Mi amigo Hilario Franco diseñó lámparas y las construyó artesanalmente para conjurar la primera guerra de Irak, aquella madre de todas las batallas según la calificó Sadam Huseín o aquella tormenta del desierto en versión promocional y militar por parte de los Estados Unidos. Frente a esas dos estridencias, Hilario nos regalaba lámparas que fabricaba con sus manos refugiado en una cueva del Sacromonte granadino, adonde había llegado como un sefardita desterrado por los Reyes Católicos tras su expulsión de la ciudad de León. Ahora que ya no está con nosotros, cuatro años hace, pienso en cómo reaccionaría Hilario ante tanta locura bélica y tanta demencia política general como las que padecemos.

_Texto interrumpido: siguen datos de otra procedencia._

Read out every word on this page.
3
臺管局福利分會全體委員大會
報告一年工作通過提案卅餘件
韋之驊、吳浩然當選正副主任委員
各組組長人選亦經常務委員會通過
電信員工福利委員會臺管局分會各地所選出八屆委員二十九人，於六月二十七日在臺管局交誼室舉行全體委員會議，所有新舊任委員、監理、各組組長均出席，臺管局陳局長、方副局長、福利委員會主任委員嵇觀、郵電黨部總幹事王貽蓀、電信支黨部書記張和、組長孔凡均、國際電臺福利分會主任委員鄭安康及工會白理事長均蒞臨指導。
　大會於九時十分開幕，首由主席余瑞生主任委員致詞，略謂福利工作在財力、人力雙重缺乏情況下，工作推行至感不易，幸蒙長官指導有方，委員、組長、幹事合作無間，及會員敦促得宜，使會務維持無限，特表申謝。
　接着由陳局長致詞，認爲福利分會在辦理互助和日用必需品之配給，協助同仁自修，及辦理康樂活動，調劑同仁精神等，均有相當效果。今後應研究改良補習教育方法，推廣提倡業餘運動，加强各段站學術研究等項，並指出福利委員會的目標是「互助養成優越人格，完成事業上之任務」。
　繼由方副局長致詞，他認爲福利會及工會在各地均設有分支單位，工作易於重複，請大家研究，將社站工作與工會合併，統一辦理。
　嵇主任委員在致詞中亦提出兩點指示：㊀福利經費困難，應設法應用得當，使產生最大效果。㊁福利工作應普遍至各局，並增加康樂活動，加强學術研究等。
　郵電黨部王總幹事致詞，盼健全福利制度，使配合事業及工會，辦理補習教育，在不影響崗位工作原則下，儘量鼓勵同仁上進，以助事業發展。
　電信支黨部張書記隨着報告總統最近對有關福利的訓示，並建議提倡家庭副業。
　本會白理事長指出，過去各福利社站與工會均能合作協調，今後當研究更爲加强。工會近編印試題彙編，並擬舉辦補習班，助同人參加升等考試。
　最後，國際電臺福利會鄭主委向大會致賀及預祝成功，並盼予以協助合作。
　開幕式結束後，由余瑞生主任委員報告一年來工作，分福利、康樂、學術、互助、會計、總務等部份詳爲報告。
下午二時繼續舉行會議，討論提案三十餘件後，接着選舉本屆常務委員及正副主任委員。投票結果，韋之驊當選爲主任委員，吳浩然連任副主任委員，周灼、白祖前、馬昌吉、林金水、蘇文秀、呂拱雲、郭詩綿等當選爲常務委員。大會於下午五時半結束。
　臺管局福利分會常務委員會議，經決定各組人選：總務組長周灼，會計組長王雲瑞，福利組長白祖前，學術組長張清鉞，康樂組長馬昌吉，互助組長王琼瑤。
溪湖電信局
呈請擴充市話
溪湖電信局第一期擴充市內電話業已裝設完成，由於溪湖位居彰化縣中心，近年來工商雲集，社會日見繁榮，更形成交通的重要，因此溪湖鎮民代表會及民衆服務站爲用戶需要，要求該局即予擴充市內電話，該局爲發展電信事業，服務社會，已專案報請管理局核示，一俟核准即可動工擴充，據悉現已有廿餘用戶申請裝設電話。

Pienso en él porque me apena pensar en nosotros mismos y en cómo asumimos con absoluta indiferencia tanta barbaridad e incluso en cómo contribuimos a ella, a veces con votos frívolos, a veces con el pecado de omisión. Hace tiempo que se produjo una especie de dimisión de los deberes de ciudadanía –hay muchas razones que lo explican– y nos convino pensar que de nada sirve cuanto podamos hacer para cambiar el mundo, para modificar al menos mínimamente el rumbo de los acontecimientos. Es decir, la impunidad que criticamos levemente en los otros no deja de ser en gran medida el resultado de ese abandono.
He ahí por eso el caso de Hilario que traigo aquí a cuento en el aniversario de su muerte. Modestamente como él era y con la más absoluta de las humildades, desde su condición forzosa de ermitaño entonces, fue repartiendo llamas que iluminaron los hogares de su círculo de amistad, y desde ahí a otro círculo y a otro y a otro… hasta apagar con esos fuegos familiares el infierno exterior. Nos demostró así que no es necesario llevar a cabo grandes acciones para ser rebeldes y que, por otro lado, también una pequeña dosis de arte continúa siendo crucial para transformar la vida. Y lo que está claro es que ese fulgor suyo sigue luciendo en todos y cada uno de cuantos mucho le amamos.